Lo maté porque él me lo pidió. Me lo rogó. Me lo imploró. Con lágrimas me lo suplicó.
No podía negarme. Él estaba tan triste, tan nostálgico, tan interiormente apagado que no pude negarme.
Me encontré en uno de los oscuros pasillos del colegio. Vestía igual que siempre. Olía igual que siempre. Caminaba solitario igual que siempre. Sus únicos amigos seguían siendo una calculadora científica y una agemda electrónica. Igual que siempre.
Me llamó. Noté inmediatamente su tono amargo. Lo miré a los ojos y sonreí. No me miró y no sonrió. Continuó callado por cinco segundos. Luego habló.

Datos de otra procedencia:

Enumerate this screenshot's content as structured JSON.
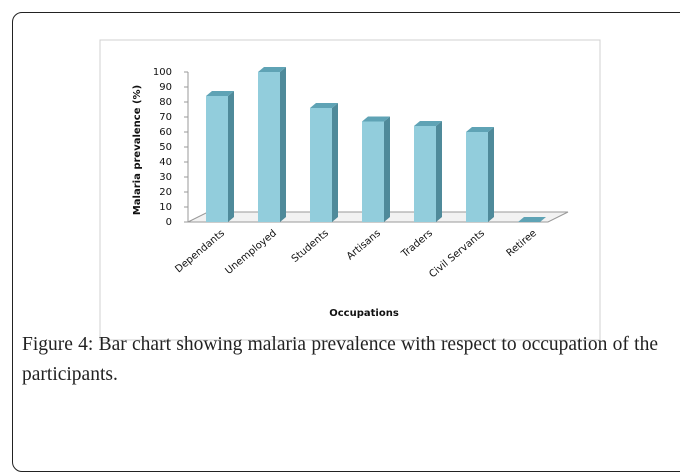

“…Mi historia es solitaria. No tiene un sentido. Ni siquiera una dirección. Está perdida en la soledad de mis conocimientos. Está extraviada en la amplitud de mi habitación. Todos los intentos que hice por encontrarla fracazaron. No sirvió el sicólogo. No sirvió el computador ni la calculadora. No sirvió desquitarme con los cuadernos y el estudio. No sirvió buscar el amigo que nunca tuve. No sirvió hablar con mis padres porque nunca escucharon. No sirvió nada de todo lo que intenté. Sólo porque yo no quise que sirviera.
Esa es mi historia. Esa es mi desoladora historia.
Ya no encontré el camino. Ya no quiero buscarlo. Sólo quiero alejarme. Olvidar todo y comenzar denuevo.
Ahora necesito tiempo. Sólo un poco más de tiempo. Quiero intentar otra vez. Sé que puedo lograrlo…”
No lo pensé dos veces. Sus palabras no lograron perforar mi conciencia. Él ya me lo había pedido.
Tomé el cianuro y lo deposité entre sus manos. Me miró por primera vez a los ojos. Abrió el frasco y una de sus lágrimas cayó en el interior. Me miró nuevamente y después de mi señal introdujo toda su naríz en el recipiente.
Me marché del lugar, de la misma manera como había llegado.
No me arrepiento porque él está donde quería. Quizás más sólo que antes, pero alejado de la soledad.